Ancestral Roofs

"In Praise of Older Buildings"

Tuesday, November 12, 2019

Crosby, Still

A little over a year ago, July 2018 as it turns out, I explored some the self-described gems of the Rideau (although you wouldn't get any argument from me) thanks to a little pamphlet painstakingly researched and carefully printed by the good folks of the Heritage Advisory Committee of the Township of Rideau Lakes. Today I came upon this file of photos, and I love them still.

Although it's always tricky combining combing the horizon for architectural stories and keeping between the ditches, I managed to find a spot to pause and ponder the Robert Leggett Farmstead along Crosby Road.

The homesteader's story was played out on this hilly farm - a drumlin of rich soil, legacy of the glaciers - enough to produce some wealth, or at least the optimistic growth of a large barn quadrangle.
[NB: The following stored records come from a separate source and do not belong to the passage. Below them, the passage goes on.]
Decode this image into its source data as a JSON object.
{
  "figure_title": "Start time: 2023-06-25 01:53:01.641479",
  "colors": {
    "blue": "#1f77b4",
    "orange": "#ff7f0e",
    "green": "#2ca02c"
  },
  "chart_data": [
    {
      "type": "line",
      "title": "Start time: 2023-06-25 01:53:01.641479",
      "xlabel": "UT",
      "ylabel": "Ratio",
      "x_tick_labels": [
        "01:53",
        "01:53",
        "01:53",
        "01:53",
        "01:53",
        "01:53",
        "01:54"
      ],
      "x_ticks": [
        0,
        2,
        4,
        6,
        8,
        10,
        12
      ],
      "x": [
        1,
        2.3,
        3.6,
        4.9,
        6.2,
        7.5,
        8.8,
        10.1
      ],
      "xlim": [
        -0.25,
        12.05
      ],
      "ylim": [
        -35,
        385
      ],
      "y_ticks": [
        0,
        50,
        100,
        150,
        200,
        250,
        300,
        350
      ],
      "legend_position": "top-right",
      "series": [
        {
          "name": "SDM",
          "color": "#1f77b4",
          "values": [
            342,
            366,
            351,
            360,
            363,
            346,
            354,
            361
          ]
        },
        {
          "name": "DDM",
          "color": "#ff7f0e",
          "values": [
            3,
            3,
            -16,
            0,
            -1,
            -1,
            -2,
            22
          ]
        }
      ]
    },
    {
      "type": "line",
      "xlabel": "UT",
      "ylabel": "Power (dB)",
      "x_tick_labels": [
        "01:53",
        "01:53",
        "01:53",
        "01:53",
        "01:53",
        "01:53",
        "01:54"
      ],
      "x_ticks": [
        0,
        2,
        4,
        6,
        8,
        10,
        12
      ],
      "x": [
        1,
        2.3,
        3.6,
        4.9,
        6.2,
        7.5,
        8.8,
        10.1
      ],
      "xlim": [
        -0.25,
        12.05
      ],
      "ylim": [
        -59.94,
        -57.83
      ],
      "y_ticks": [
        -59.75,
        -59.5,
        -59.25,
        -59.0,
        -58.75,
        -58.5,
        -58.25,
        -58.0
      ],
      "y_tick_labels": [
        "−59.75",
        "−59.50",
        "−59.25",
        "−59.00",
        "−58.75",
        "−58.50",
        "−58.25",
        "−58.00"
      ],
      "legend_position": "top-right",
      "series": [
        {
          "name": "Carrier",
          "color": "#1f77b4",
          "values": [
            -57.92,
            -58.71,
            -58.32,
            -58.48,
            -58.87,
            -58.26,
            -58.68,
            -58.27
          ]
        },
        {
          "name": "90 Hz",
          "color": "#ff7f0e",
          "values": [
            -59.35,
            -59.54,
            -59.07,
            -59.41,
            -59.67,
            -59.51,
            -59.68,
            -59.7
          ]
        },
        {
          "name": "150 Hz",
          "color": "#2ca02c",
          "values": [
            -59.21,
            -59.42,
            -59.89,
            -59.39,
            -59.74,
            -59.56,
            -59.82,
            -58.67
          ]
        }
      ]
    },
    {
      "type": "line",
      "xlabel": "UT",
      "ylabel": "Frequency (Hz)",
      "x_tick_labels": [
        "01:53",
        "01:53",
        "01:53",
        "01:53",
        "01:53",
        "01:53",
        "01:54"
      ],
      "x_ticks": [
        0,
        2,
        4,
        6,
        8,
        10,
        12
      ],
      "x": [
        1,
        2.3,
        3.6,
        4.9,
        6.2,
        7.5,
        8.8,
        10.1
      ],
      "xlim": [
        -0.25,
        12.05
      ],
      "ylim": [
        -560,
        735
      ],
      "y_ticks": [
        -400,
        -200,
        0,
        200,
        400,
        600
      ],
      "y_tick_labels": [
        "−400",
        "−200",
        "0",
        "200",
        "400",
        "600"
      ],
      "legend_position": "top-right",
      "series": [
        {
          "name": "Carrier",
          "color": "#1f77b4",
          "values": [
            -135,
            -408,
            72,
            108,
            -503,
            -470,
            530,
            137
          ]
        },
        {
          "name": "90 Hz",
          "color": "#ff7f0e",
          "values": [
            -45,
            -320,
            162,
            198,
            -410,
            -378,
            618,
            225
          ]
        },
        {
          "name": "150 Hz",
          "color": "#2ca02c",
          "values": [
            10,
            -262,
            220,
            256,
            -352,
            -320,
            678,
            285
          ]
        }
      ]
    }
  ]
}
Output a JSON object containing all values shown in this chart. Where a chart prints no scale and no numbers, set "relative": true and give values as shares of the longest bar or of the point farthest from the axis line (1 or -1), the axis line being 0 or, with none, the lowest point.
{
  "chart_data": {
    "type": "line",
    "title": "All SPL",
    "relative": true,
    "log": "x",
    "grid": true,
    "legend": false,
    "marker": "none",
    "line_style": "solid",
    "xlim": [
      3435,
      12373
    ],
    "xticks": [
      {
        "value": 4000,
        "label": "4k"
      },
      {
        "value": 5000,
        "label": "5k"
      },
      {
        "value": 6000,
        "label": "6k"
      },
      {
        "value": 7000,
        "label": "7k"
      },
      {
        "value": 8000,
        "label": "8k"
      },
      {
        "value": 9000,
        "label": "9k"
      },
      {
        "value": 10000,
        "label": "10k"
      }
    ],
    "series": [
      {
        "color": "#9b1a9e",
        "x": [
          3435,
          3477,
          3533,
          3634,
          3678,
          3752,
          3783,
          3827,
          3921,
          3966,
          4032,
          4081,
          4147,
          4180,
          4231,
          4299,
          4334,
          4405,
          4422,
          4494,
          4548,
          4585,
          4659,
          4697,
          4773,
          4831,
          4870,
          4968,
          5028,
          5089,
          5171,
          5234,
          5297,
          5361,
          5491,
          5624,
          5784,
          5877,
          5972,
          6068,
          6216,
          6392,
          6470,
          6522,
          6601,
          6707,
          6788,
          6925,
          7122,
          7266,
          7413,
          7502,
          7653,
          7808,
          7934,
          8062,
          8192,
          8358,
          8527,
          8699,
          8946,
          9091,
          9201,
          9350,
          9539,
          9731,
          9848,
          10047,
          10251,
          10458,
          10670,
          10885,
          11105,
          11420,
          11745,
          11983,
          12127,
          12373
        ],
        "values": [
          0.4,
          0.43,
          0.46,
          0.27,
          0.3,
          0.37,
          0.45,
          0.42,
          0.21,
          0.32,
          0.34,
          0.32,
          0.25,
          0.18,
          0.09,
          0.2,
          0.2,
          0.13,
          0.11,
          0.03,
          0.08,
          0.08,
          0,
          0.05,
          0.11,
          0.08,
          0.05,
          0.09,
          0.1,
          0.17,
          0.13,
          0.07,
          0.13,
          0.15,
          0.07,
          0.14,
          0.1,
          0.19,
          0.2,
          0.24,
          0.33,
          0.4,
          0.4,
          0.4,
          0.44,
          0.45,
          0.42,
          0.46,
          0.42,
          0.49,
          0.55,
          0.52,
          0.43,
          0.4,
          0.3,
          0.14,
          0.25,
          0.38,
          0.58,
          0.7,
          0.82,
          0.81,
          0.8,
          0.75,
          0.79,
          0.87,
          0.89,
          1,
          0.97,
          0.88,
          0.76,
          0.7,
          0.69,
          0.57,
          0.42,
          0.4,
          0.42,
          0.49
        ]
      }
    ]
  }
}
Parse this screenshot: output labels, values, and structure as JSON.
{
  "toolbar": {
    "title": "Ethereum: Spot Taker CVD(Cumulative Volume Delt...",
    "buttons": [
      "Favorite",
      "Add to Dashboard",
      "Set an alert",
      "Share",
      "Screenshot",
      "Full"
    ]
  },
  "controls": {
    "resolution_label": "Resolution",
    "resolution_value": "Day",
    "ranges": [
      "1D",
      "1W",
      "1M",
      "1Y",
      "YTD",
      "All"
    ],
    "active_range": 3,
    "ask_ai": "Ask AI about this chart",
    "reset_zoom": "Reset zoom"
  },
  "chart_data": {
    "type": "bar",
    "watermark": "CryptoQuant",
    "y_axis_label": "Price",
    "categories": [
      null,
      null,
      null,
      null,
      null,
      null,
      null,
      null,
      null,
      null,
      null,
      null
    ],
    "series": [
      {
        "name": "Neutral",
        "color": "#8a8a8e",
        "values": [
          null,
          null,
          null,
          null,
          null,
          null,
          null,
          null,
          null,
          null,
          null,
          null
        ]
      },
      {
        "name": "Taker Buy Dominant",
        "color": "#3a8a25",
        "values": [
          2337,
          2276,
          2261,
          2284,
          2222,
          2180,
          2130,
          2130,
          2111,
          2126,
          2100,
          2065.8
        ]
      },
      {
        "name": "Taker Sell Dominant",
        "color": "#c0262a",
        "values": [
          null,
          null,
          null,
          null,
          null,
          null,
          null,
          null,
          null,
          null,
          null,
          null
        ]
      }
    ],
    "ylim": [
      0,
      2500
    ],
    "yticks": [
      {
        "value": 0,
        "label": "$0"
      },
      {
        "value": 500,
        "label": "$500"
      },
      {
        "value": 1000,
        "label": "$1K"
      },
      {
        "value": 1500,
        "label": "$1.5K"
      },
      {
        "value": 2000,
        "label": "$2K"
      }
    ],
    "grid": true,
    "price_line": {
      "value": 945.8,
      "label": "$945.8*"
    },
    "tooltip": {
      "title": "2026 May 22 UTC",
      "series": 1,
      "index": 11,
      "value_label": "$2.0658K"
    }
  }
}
It all started with a log house of course, in the way of such things. Then later, in the 1860s, a hopeful plain frame house.

By 1907, a fine brick foursquare house with a proliferation of dormers, and double enclosed porches obscuring some likely pretty fine brickwork. The guide suggests "an Ionic-style classic revival appearance." Not sure what that might be, but I suspect there could be some some Edwardian classical influences under all that verandah?

Couldn't get close enough to see the bell the guide describes either, but it's said to have been on the roof, for calling workers in for supper.